Like France, the camera never strays far from Protée. It’s easy to see why she adores this beautiful man, with his quiet self-discipline, easy warmth, and seemingly effortless ability to master any challenge. And, as we come to realize—though the child and her father never do—she’s not the only member of her family who loves Protée.
The big house and its servants’ compound are haunted by the ghosts of earlier white occupiers, including German solders who bivouacked and were buried there during WWI. White people are still emphatically in charge—of the nation as well as the house—but their days are numbered. We know that not just because France’s father tells a guest, after a particularly egregious display of white privilege: “One day, we’ll get kicked out of here.”

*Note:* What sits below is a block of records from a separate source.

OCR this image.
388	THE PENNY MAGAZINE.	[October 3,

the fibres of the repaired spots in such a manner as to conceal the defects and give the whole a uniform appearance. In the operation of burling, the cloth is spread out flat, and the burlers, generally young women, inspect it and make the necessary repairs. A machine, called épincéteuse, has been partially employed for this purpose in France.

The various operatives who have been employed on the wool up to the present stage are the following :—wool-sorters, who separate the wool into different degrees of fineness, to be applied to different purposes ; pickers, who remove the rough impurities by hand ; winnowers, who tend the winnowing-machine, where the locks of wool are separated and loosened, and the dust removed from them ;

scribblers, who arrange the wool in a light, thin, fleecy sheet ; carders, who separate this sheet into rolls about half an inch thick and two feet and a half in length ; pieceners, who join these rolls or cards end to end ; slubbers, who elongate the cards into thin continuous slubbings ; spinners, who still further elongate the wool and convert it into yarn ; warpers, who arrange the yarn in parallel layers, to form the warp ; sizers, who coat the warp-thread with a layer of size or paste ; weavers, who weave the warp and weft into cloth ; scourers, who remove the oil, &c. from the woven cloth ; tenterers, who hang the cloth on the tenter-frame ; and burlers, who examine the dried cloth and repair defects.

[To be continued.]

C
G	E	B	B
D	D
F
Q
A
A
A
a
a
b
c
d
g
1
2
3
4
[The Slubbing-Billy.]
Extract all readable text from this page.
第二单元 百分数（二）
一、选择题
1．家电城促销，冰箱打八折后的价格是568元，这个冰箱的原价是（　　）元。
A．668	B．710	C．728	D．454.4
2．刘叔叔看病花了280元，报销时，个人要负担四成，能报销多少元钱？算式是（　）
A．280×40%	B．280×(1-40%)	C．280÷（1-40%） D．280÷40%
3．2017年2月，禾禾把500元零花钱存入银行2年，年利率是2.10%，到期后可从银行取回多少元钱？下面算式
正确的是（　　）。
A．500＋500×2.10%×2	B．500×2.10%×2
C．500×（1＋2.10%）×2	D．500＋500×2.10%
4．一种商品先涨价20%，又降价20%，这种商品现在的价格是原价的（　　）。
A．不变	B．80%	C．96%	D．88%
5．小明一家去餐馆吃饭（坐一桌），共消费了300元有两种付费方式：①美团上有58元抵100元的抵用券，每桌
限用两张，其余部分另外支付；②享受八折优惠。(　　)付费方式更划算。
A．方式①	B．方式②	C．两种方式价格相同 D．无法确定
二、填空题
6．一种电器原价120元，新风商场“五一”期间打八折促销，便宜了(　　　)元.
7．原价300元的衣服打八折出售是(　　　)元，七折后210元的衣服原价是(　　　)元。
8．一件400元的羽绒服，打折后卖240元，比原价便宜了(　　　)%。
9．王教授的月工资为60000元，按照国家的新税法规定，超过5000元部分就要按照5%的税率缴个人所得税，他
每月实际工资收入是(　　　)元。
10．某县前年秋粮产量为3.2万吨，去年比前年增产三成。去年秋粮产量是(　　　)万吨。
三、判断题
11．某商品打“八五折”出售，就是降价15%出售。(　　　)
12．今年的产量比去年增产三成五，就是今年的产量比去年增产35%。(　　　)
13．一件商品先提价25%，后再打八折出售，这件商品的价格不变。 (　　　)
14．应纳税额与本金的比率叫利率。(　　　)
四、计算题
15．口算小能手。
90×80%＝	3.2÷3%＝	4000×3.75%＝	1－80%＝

The cautiously defiant stances of the men France’s father interrupts during a nighttime meeting at the local school (“what are they doing there?” he asks Protée uneasily) signals the coming shift in the balance of power. So do the shots in which Denis shows Africans going about their business, stationing her camera at a respectful distance and looping in no dialogue in post-production. We can only guess at what they’re saying, our awareness of being shut out of the action mirroring young France’s perspective.
The land itself seems poised to shrug off its invaders, too immense to be tamed by such puny creatures. Denis and cinematographer Robert Alazraki serve up the landscape in stately widescreen, and their long takes and slow pans often frame small people against vast vistas unbroken by houses, roads, or any other sign of human habitation. South African composer Abdullah Ibrahim’s bright, percussive score leaves plenty of space for the silence and ambient sounds (the chirp of crickets at night, the hum of the generator that powers the house, the hiss of a match being struck as Aimée lights a cigarette) that make up most of the soundtrack.
Against this closely observed, densely textured backdrop, the unspoken attraction between Aimée and Protée, which racism has distorted and forced into hiding, smolders until it gets dangerously hot. Their nonviolent but explosive showdown sends out emotional shock waves, rocking France’s world for reasons she fathoms only in hindsight.
Denis and co-screenwriter Jean-Pol Fargeau cut from the pivotal break between Aimée and Protée to one in which France’s father tells his daughter about the horizon. The sometimes on-the-nose dialogue is the film’s weakest link, but his speech is a beauty, doubling as a comment on the color line that splinters the country France loves, distorting relationships and crippling lives. “The closer you get to that line, the farther it moves,” her father says. “If you walk toward it, it moves away…. You see it, but it doesn’t exist.”